Литмир - Электронная Библиотека
Содержание  
A
A

Спустя четыре года после лекции Крика была открыта еще одна форма РНК. Эта молекула переносит копию гена и служит матрицей, с помощью которой рибосома взаимодействует с целым рядом транспортных РНК и благодаря этому синтезирует белок. Эту молекулу назвали “матричная РНК”: ее описали одновременно две исследовательские группы, в одной из которых работал Уотсон[131].

Теперь все встало на свои места. Для синтеза определенного белка соответствующий ему ген сперва оказывается “переписан” в форму матричной РНК. Эта новая молекула перемещается к рибосоме, где используется в качестве матрицы для синтеза белка. Аминокислотные остатки оказываются выстроены в единую цепочку благодаря транспортным РНК, связанным с матричной РНК по принципу комплементарного соответствия. Наконец, рибосома соединяет эти аминокислоты в одну молекулу.

Итак, нам стали известны молекулярные механизмы синтеза белка.
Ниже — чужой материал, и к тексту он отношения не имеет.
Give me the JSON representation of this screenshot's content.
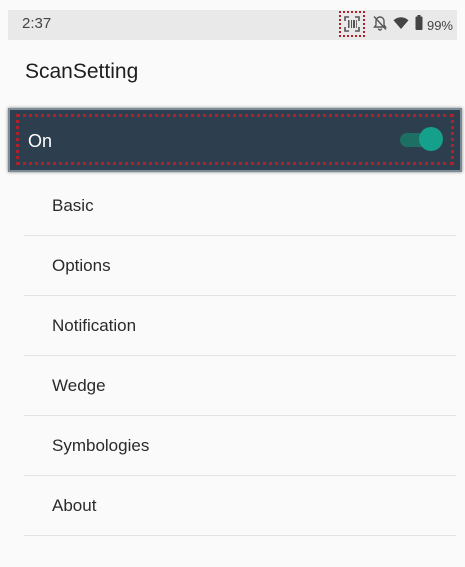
{
  "status_bar": {
    "time": "2:37",
    "battery": "99%",
    "icons": [
      "barcode-scan-icon",
      "bell-off-icon",
      "wifi-icon",
      "battery-icon"
    ]
  },
  "app_bar": {
    "title": "ScanSetting"
  },
  "master_switch": {
    "label": "On",
    "checked": true
  },
  "menu": {
    "items": [
      {
        "label": "Basic"
      },
      {
        "label": "Options"
      },
      {
        "label": "Notification"
      },
      {
        "label": "Wedge"
      },
      {
        "label": "Symbologies"
      },
      {
        "label": "About"
      }
    ]
  },
  "colors": {
    "toggle_bar_bg": "#2d3e4e",
    "switch_thumb": "#15a08b",
    "highlight_dotted": "#b0212a"
  }
}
Однако расшифровать смысл последовательности ДНК не получалось целых восемь лет. Иными словами, никто не знал, какая именно последовательность азотистых оснований соответствует той или иной аминокислоте. Также было невозможно предсказать, какая часть ДНК может кодировать определенный белок. Люди еще не владели языком ДНК. Крик и другие выдающиеся ученые безуспешно бились над этим вопросом до тех пор, пока в дело не вмешались двое исследователей со стороны, которые и решили данную проблему.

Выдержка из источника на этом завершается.